Mütareke Müze Evi’nden çıktıktan hemen sonra Girit mahallesine giriş yapabilirsiniz. Tarihi Mudanya evlerinin yer aldığı bu küçük ve şirin mahalle, mübadeleden önce Rumların yerleşim alanlarından biri olmuş. Eski Rum mahallesi olarak da bilinen bu sokak, denize kıyısı ile rengarenk evleri barındırıyor. Ahşap konakların bazıları atıl şekilde kalmış olsa da bazılarında yaşam devam ediyor. Bazı binalar ise restore edilerek restoran ve kafe olarak hizmet veriyor. Her sokağın denize çıktığı Girit mahallesinde fotoğraf çekebilir, turlayabilirsiniz.

Baş Melekler Kilisesi

Bursa’nın Mudanya ilçesindeki Kumyaka Mahallesi’nde bulunan Baş Melekler Kilisesi, bölgenin en önemli tarihi yapılarından biri olarak öne çıkıyor. Dünyanın en eski üçüncü kilisesi olarak bilinen ve Taksiyarhonadıyla da anılan kilise, 780 yılında inşa edilmiştir, yani bin 234 yıllık bir geçmişe sahiptir.

Baş Melekler Kilisesi, Bizans İmparatoru IV. Konstantinos Porphyrogenetos döneminde 780-797 yılları arasında yapılmış ve uzun yıllar özel bir şahsa ait bir mülk olarak hizmet vermiştir.
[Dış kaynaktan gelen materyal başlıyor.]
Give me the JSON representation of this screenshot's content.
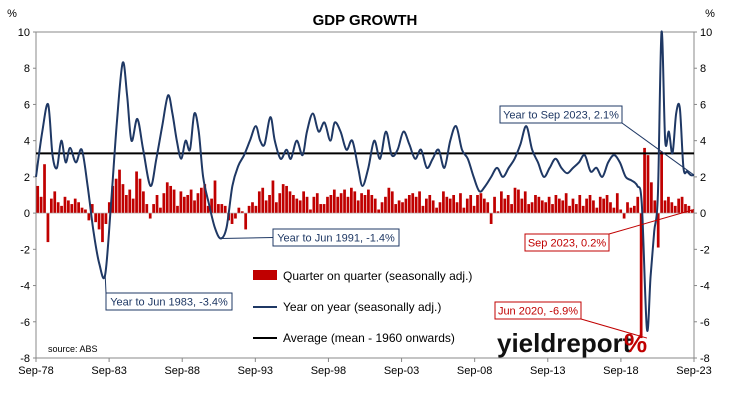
{
  "chart_data": {
    "type": "bar+line",
    "title": "GDP GROWTH",
    "y_unit_left": "%",
    "y_unit_right": "%",
    "ylim": [
      -8,
      10
    ],
    "yticks": [
      "10",
      "8",
      "6",
      "4",
      "2",
      "0",
      "-2",
      "-4",
      "-6",
      "-8"
    ],
    "xtick_labels": [
      "Sep-78",
      "Sep-83",
      "Sep-88",
      "Sep-93",
      "Sep-98",
      "Sep-03",
      "Sep-08",
      "Sep-13",
      "Sep-18",
      "Sep-23"
    ],
    "xtick_years": [
      1978.67,
      1983.67,
      1988.67,
      1993.67,
      1998.67,
      2003.67,
      2008.67,
      2013.67,
      2018.67,
      2023.67
    ],
    "x_start": 1978.67,
    "x_end": 2023.67,
    "grid": false,
    "average": 3.3,
    "colors": {
      "bar": "#c00000",
      "line": "#1f3864",
      "average": "#000000",
      "annotation_blue": "#1f3864",
      "annotation_red": "#c00000",
      "logo_green": "#2e7d32"
    },
    "series": [
      {
        "name": "Quarter on quarter (seasonally adj.)",
        "kind": "bar",
        "values": [
          1.5,
          0.9,
          2.7,
          -1.6,
          0.8,
          1.2,
          0.6,
          0.4,
          0.9,
          0.7,
          0.5,
          0.8,
          0.6,
          0.3,
          0.2,
          -0.4,
          0.5,
          -0.5,
          -0.9,
          -1.6,
          -0.6,
          0.6,
          1.5,
          1.9,
          2.4,
          1.6,
          1.0,
          1.3,
          0.8,
          2.3,
          1.9,
          1.2,
          0.5,
          -0.3,
          0.5,
          1.0,
          0.3,
          1.1,
          1.7,
          1.5,
          1.3,
          0.4,
          1.2,
          0.9,
          1.0,
          1.3,
          0.7,
          1.1,
          1.4,
          1.6,
          0.4,
          0.8,
          1.8,
          0.5,
          0.5,
          0.4,
          -0.4,
          -0.6,
          -0.3,
          0.3,
          0.1,
          -0.9,
          0.4,
          0.6,
          0.4,
          1.2,
          1.4,
          0.7,
          1.0,
          1.8,
          0.6,
          1.1,
          1.6,
          1.5,
          1.2,
          1.0,
          0.8,
          0.7,
          1.2,
          0.9,
          0.2,
          0.9,
          1.1,
          0.5,
          0.5,
          0.9,
          1.0,
          1.3,
          0.9,
          1.1,
          1.3,
          0.9,
          1.4,
          1.2,
          0.7,
          1.1,
          1.0,
          1.3,
          1.0,
          0.8,
          0.2,
          0.6,
          0.9,
          1.4,
          1.2,
          0.5,
          0.7,
          0.6,
          0.8,
          1.0,
          1.1,
          0.9,
          1.2,
          0.4,
          0.8,
          1.0,
          0.7,
          0.3,
          0.6,
          1.2,
          0.9,
          0.8,
          1.0,
          0.6,
          1.1,
          0.3,
          0.8,
          1.0,
          0.4,
          1.0,
          1.1,
          0.8,
          0.6,
          -0.6,
          0.9,
          0.1,
          1.2,
          0.8,
          1.0,
          0.5,
          1.4,
          1.3,
          0.8,
          1.2,
          0.5,
          0.6,
          1.0,
          0.9,
          0.7,
          0.6,
          0.9,
          0.5,
          1.0,
          0.8,
          0.7,
          1.1,
          0.4,
          0.8,
          0.5,
          1.0,
          0.4,
          0.8,
          1.0,
          0.7,
          0.3,
          0.9,
          0.8,
          1.0,
          0.6,
          0.3,
          1.1,
          0.2,
          -0.3,
          0.6,
          0.3,
          0.4,
          0.9,
          -6.9,
          3.6,
          3.2,
          1.7,
          0.7,
          -1.9,
          3.4,
          0.7,
          0.9,
          0.6,
          0.4,
          0.8,
          0.9,
          0.5,
          0.4,
          0.2
        ]
      },
      {
        "name": "Year on year (seasonally adj.)",
        "kind": "line",
        "points": [
          [
            1978.67,
            2.0
          ],
          [
            1979.1,
            4.5
          ],
          [
            1979.5,
            6.0
          ],
          [
            1979.8,
            3.2
          ],
          [
            1980.1,
            2.5
          ],
          [
            1980.4,
            4.0
          ],
          [
            1980.7,
            2.8
          ],
          [
            1981.0,
            3.6
          ],
          [
            1981.4,
            2.8
          ],
          [
            1981.8,
            3.5
          ],
          [
            1982.2,
            1.5
          ],
          [
            1982.6,
            -1.0
          ],
          [
            1983.0,
            -2.8
          ],
          [
            1983.4,
            -3.4
          ],
          [
            1983.8,
            0.5
          ],
          [
            1984.2,
            5.0
          ],
          [
            1984.6,
            8.3
          ],
          [
            1984.9,
            6.5
          ],
          [
            1985.2,
            4.0
          ],
          [
            1985.6,
            5.2
          ],
          [
            1986.0,
            3.5
          ],
          [
            1986.5,
            1.5
          ],
          [
            1986.9,
            3.0
          ],
          [
            1987.3,
            4.8
          ],
          [
            1987.7,
            6.5
          ],
          [
            1988.0,
            5.5
          ],
          [
            1988.3,
            4.0
          ],
          [
            1988.6,
            3.0
          ],
          [
            1988.9,
            4.0
          ],
          [
            1989.2,
            3.5
          ],
          [
            1989.5,
            5.5
          ],
          [
            1989.8,
            4.5
          ],
          [
            1990.1,
            2.0
          ],
          [
            1990.5,
            0.5
          ],
          [
            1990.9,
            -0.8
          ],
          [
            1991.3,
            -1.4
          ],
          [
            1991.7,
            -0.8
          ],
          [
            1992.1,
            1.5
          ],
          [
            1992.5,
            2.6
          ],
          [
            1992.9,
            3.2
          ],
          [
            1993.3,
            4.0
          ],
          [
            1993.7,
            4.8
          ],
          [
            1994.0,
            4.0
          ],
          [
            1994.3,
            3.8
          ],
          [
            1994.7,
            5.3
          ],
          [
            1995.0,
            4.0
          ],
          [
            1995.4,
            3.0
          ],
          [
            1995.8,
            3.5
          ],
          [
            1996.1,
            3.0
          ],
          [
            1996.5,
            4.0
          ],
          [
            1996.9,
            3.2
          ],
          [
            1997.2,
            4.5
          ],
          [
            1997.6,
            5.5
          ],
          [
            1998.0,
            4.5
          ],
          [
            1998.4,
            5.0
          ],
          [
            1998.8,
            4.0
          ],
          [
            1999.1,
            5.0
          ],
          [
            1999.5,
            4.5
          ],
          [
            1999.9,
            3.5
          ],
          [
            2000.3,
            4.0
          ],
          [
            2000.7,
            2.5
          ],
          [
            2001.0,
            1.5
          ],
          [
            2001.4,
            2.5
          ],
          [
            2001.8,
            4.0
          ],
          [
            2002.2,
            3.0
          ],
          [
            2002.6,
            4.5
          ],
          [
            2003.0,
            3.2
          ],
          [
            2003.4,
            3.5
          ],
          [
            2003.8,
            4.5
          ],
          [
            2004.2,
            3.8
          ],
          [
            2004.6,
            3.0
          ],
          [
            2005.0,
            3.5
          ],
          [
            2005.4,
            2.5
          ],
          [
            2005.8,
            3.0
          ],
          [
            2006.2,
            3.5
          ],
          [
            2006.6,
            2.5
          ],
          [
            2007.0,
            4.0
          ],
          [
            2007.4,
            4.8
          ],
          [
            2007.8,
            3.5
          ],
          [
            2008.2,
            3.0
          ],
          [
            2008.6,
            2.0
          ],
          [
            2009.0,
            1.2
          ],
          [
            2009.4,
            1.5
          ],
          [
            2009.8,
            2.0
          ],
          [
            2010.2,
            2.5
          ],
          [
            2010.6,
            2.0
          ],
          [
            2011.0,
            2.5
          ],
          [
            2011.4,
            3.0
          ],
          [
            2011.8,
            3.8
          ],
          [
            2012.2,
            4.8
          ],
          [
            2012.6,
            3.5
          ],
          [
            2013.0,
            2.8
          ],
          [
            2013.4,
            2.0
          ],
          [
            2013.8,
            2.5
          ],
          [
            2014.2,
            3.0
          ],
          [
            2014.6,
            2.5
          ],
          [
            2015.0,
            2.2
          ],
          [
            2015.4,
            2.5
          ],
          [
            2015.8,
            2.8
          ],
          [
            2016.2,
            3.2
          ],
          [
            2016.6,
            2.3
          ],
          [
            2017.0,
            2.5
          ],
          [
            2017.4,
            2.0
          ],
          [
            2017.8,
            2.8
          ],
          [
            2018.2,
            3.2
          ],
          [
            2018.6,
            2.8
          ],
          [
            2019.0,
            2.0
          ],
          [
            2019.4,
            1.8
          ],
          [
            2019.8,
            1.5
          ],
          [
            2020.1,
            0.5
          ],
          [
            2020.45,
            -6.4
          ],
          [
            2020.7,
            -3.5
          ],
          [
            2020.95,
            -1.0
          ],
          [
            2021.2,
            1.0
          ],
          [
            2021.45,
            10.0
          ],
          [
            2021.7,
            4.0
          ],
          [
            2021.95,
            4.5
          ],
          [
            2022.2,
            3.3
          ],
          [
            2022.45,
            5.5
          ],
          [
            2022.7,
            5.8
          ],
          [
            2022.95,
            2.5
          ],
          [
            2023.2,
            2.3
          ],
          [
            2023.45,
            2.1
          ],
          [
            2023.67,
            2.1
          ]
        ]
      },
      {
        "name": "Average (mean - 1960 onwards)",
        "kind": "hline",
        "value": 3.3
      }
    ],
    "annotations": [
      {
        "text": "Year to Sep 2023, 2.1%",
        "color": "annotation_blue",
        "x": 2023.67,
        "y": 2.1
      },
      {
        "text": "Year to Jun 1991, -1.4%",
        "color": "annotation_blue",
        "x": 1991.3,
        "y": -1.4
      },
      {
        "text": "Year to Jun 1983, -3.4%",
        "color": "annotation_blue",
        "x": 1983.4,
        "y": -3.4
      },
      {
        "text": "Sep 2023, 0.2%",
        "color": "annotation_red",
        "x": 2023.67,
        "y": 0.2
      },
      {
        "text": "Jun 2020, -6.9%",
        "color": "annotation_red",
        "x": 2020.45,
        "y": -6.9
      }
    ],
    "source": "source: ABS",
    "logo": {
      "text": "yieldreport",
      "symbol": "%"
    }
  }
}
Ancak daha sonra İstanbul Fener’deki Ekümenik Patrikhane tarafından Bursa Metropolitliğine atanan Elpidophoros Lambriniadis’e satılmıştır. Kilisenin anahtarı ise mahalle muhtarına teslim edilmiştir.

Geçmişte akıl hastalarının tedavi edildiği bilinen kilise, tarih boyunca birçok tadilat görmüş ve 1922 yılına kadar önemini korumuştur. Şimdi ise tamamlanan restorasyon çalışmaları sonrasında, Baş Melekler Kilisesi insanlığın ortak mirası olarak hem ibadete hem de ziyarete açılacak.